Title: Towards Fine-grained Multi-Attribute Control Using Language Models
Date: Wednesday, 17th April, 2024
Time: 2:30 PM to 4:15 PM ET (11:30 AM - 1:15 PM PT)
Location: Virtual Zoom Link
Meeting ID: 951 6076 2750
Passcode: 299490
Ashutosh Baheti
Computer Science Ph.D. Candidate
School of Interactive Computing
College of Computing
Georgia Institute of Technology
Committee:
Prof. Mark Riedl (Advisor) -- School of Interactive Computing, Georgia Institute of Technology
Prof. Alan Ritter (Co-Advisor) -- School of Interactive Computing, Georgia Institute of Technology
Prof. Dhruv Batra -- School of Interactive Computing, Georgia Institute of Technology
Prof. Munmun de Choudhury -- School of Interactive Computing, Georgia Institute of Technology
Prof. Maarten Sap -- Language Technologies Institute, Carnegie Mellon University
Abstract
As we increasingly rely on powerful language models, ensuring their safe and effective operation necessitates extensive research in controllable text generation.
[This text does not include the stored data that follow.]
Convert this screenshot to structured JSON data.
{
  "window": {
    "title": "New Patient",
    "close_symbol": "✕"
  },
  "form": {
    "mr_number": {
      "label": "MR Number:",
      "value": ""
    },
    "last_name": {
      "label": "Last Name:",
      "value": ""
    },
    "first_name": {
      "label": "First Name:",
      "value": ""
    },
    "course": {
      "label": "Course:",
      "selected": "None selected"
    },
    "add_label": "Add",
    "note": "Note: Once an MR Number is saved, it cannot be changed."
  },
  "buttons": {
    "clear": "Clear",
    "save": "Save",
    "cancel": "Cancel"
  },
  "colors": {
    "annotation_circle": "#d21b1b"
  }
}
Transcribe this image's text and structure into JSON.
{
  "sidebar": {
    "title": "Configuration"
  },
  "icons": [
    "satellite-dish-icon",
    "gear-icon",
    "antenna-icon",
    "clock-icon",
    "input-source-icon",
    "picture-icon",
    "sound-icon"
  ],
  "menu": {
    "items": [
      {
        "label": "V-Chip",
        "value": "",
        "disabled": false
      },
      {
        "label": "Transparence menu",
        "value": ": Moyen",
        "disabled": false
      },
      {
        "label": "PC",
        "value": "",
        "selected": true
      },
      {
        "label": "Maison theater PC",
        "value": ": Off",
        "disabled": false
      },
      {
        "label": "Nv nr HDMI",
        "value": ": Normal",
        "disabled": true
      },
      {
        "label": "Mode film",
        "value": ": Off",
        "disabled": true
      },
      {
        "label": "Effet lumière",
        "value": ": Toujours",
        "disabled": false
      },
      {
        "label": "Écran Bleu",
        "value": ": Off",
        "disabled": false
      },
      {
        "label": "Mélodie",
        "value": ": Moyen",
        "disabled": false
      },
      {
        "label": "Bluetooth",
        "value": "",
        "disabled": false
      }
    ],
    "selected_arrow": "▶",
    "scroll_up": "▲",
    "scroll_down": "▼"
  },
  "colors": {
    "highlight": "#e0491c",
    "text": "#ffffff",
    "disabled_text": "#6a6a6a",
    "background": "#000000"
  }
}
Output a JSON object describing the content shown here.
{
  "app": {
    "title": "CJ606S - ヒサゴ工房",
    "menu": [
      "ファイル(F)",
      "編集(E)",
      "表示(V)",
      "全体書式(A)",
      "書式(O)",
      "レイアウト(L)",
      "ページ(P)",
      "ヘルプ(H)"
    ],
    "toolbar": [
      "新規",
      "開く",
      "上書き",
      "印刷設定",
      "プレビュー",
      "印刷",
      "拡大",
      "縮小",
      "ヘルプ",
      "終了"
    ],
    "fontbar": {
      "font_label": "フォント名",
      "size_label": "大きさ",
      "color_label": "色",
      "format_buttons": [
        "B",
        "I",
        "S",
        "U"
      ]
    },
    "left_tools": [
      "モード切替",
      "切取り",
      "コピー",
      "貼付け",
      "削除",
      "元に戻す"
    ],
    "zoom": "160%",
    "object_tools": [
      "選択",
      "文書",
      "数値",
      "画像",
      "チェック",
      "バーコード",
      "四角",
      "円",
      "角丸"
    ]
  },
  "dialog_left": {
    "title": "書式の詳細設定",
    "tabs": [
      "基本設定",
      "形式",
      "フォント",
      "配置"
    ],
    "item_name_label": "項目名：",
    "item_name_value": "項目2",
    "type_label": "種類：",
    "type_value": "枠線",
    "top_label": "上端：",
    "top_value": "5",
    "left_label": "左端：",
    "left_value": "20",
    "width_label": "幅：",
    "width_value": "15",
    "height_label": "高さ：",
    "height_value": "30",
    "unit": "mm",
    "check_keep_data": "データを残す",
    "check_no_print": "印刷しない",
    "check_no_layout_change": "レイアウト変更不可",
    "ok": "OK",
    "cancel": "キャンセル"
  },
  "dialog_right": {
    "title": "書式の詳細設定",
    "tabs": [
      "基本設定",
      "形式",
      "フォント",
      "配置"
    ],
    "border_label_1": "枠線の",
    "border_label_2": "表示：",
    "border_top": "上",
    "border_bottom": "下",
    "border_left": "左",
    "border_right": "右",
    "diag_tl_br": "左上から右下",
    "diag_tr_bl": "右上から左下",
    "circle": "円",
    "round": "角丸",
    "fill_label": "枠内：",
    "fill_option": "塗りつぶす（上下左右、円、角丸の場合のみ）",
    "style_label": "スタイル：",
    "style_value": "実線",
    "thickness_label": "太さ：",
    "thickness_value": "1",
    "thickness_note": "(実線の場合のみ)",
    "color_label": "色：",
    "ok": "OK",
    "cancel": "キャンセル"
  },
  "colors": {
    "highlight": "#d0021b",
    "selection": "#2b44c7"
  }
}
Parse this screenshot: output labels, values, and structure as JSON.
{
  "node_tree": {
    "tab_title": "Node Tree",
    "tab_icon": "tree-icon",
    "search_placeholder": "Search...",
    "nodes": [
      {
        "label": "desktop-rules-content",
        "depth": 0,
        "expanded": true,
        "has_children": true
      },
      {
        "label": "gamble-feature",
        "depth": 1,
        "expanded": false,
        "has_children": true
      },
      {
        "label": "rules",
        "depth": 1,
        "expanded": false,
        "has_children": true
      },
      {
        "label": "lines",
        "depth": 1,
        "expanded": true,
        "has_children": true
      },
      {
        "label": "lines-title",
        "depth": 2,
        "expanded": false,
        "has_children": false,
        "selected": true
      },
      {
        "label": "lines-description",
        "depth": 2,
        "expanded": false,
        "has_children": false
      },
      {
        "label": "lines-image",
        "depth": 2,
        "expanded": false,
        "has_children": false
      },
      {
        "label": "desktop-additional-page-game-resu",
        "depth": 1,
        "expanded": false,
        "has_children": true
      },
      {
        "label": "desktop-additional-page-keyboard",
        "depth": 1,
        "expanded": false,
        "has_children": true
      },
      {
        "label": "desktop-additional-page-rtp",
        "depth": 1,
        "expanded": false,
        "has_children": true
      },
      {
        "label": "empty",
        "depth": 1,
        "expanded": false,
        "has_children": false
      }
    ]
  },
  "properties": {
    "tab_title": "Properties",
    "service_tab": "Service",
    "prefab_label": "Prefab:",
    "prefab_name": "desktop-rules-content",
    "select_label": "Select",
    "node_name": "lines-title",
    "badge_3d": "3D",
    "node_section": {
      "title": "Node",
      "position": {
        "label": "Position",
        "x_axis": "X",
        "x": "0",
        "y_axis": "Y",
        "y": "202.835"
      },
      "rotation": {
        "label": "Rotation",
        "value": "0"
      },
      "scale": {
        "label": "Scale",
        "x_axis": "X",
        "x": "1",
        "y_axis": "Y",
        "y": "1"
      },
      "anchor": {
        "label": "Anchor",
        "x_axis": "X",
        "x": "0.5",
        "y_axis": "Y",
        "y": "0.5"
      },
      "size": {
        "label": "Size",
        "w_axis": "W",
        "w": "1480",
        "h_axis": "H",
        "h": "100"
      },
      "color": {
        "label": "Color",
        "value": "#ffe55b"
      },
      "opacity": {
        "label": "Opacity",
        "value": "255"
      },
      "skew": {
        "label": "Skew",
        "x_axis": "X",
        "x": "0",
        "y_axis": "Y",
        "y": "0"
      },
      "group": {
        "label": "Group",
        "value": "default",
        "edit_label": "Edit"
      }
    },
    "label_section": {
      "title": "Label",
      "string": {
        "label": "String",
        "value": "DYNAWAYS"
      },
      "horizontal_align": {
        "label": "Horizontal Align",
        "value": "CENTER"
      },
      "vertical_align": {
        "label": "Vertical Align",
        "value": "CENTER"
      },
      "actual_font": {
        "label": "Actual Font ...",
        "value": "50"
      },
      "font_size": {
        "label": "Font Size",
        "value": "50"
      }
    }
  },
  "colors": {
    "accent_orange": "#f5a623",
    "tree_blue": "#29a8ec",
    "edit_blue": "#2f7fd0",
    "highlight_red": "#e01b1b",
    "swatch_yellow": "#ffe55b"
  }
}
Existing state-of-the-art language models struggle to generate the most accurate or desired output at the first attempt. Inspired by recent developments in self-correction in large language models and new reinforcement learning methods, we aim to train smaller language models as fine-grained editors, whereby they iteratively edit outputs to satisfy threshold constraints over multiple classifier-based attributes.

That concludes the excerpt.